Pigeon who won the Dickin Medal

Winkie was a pigeon who won the Dickin Medal in 1943 for assisting in the rescue of an RAF aircrew forced to ditch in the North Sea during the Second World War.

==Military service==
During World War II, Winkie was aboard a British Bristol Beaufort when it crashed in the North Sea on 23 February 1942 as a result of being badly damaged by enemy fire following a mission to Norway. Struggling in the freezing waters, the crew remembered Winkie the Pigeon, number NEHU 40 NSL. Sending her was their only chance, as the crew did not have time to radio an accurate position before ditching.
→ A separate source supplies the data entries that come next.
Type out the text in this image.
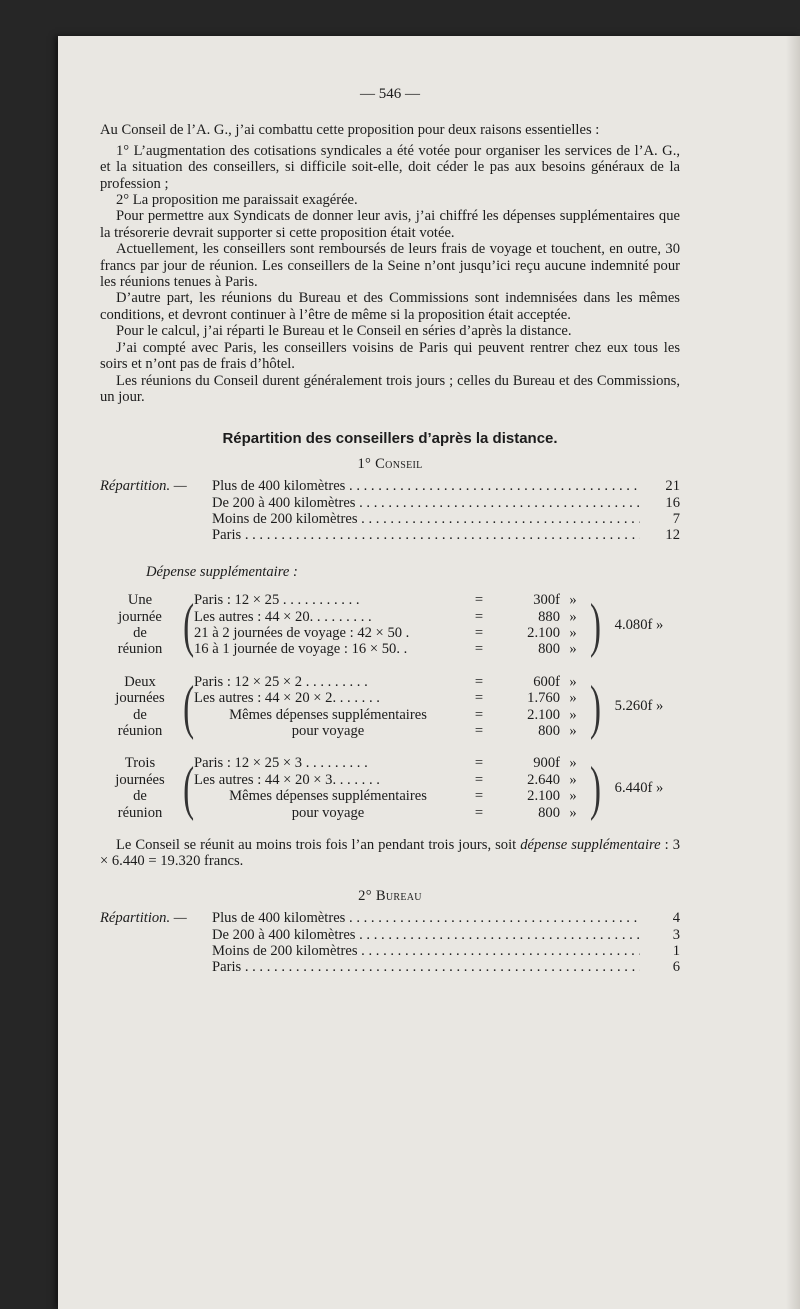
— 546 —

Au Conseil de l’A. G., j’ai combattu cette proposition pour deux raisons essentielles :

1° L’augmentation des cotisations syndicales a été votée pour organiser les services de l’A. G., et la situation des conseillers, si difficile soit-elle, doit céder le pas aux besoins généraux de la profession ;

2° La proposition me paraissait exagérée.

Pour permettre aux Syndicats de donner leur avis, j’ai chiffré les dépenses supplémentaires que la trésorerie devrait supporter si cette proposition était votée.

Actuellement, les conseillers sont remboursés de leurs frais de voyage et touchent, en outre, 30 francs par jour de réunion. Les conseillers de la Seine n’ont jusqu’ici reçu aucune indemnité pour les réunions tenues à Paris.

D’autre part, les réunions du Bureau et des Commissions sont indemnisées dans les mêmes conditions, et devront continuer à l’être de même si la proposition était acceptée.

Pour le calcul, j’ai réparti le Bureau et le Conseil en séries d’après la distance.

J’ai compté avec Paris, les conseillers voisins de Paris qui peuvent rentrer chez eux tous les soirs et n’ont pas de frais d’hôtel.

Les réunions du Conseil durent généralement trois jours ; celles du Bureau et des Commissions, un jour.

Répartition des conseillers d’après la distance.
1° Conseil
Répartition. —	Plus de 400 kilomètres . . .	21
De 200 à 400 kilomètres . . .	16
Moins de 200 kilomètres . . .	7
Paris . . .	12
Dépense supplémentaire :
Une
journée
de
réunion ( Paris : 12 × 25 . . . . . . . . . . .	=	300f »
Les autres : 44 × 20. . . . . . . . .	=	880 »
21 à 2 journées de voyage : 42 × 50 .	=	2.100 »
16 à 1 journée de voyage : 16 × 50. .	=	800 » ) 4.080f »
Deux
journées
de
réunion ( Paris : 12 × 25 × 2 . . . . . . . . .	=	600f »
Les autres : 44 × 20 × 2. . . . . . .	=	1.760 »
Mêmes dépenses supplémentaires	=	2.100 »
pour voyage	=	800 » ) 5.260f »
Trois
journées
de
réunion ( Paris : 12 × 25 × 3 . . . . . . . . .	=	900f »
Les autres : 44 × 20 × 3. . . . . . .	=	2.640 »
Mêmes dépenses supplémentaires	=	2.100 »
pour voyage	=	800 » ) 6.440f »

Le Conseil se réunit au moins trois fois l’an pendant trois jours, soit dépense supplémentaire : 3 × 6.440 = 19.320 francs.

2° Bureau
Répartition. —	Plus de 400 kilomètres . . .	4
De 200 à 400 kilomètres . . .	3
Moins de 200 kilomètres . . .	1
Paris . . .	6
Winkie was set free and flew 120 miles home to Broughty Ferry, where her owner, George Ross discovered the exhausted pigeon. He alerted the airbase at RAF Leuchars in Fife, and a search and rescue mission was launched. Using the time difference from the plane ditching to the arrival of the pigeon in the loft, and taking into account the wind direction and the inhibition to her flight speed caused by oil spoilage to her feathers, the RAF were able to approximate where the plane ditched. Within 15 minutes, the crew's position had been located and a rescue vessel dispatched.

On 2 December 1943, Winkie was awarded the Dickin Medal. The citation read "for delivering a message under exceptional difficulties and so contributing to the rescue of an Air Crew while serving with the RAF in February 1942." Winkie received her medal from Maria Dickin in March 1943. The crew were rescued and later held a dinner for Winkie, who basked in her cage as she was toasted by the officers. When Winkie died, Ross donated her and her Dickin Medal to Dundee Art Galleries and Museums.

==In literature and music==
"Winkie" is the subject of a poem in Douglas Dunn's 1988 collection Northlight, published by Faber & Faber (London).

The seventh track, titled "Winkie", on progressive rock band Big Big Train's 2016 album Folklore is based on the story of Winkie.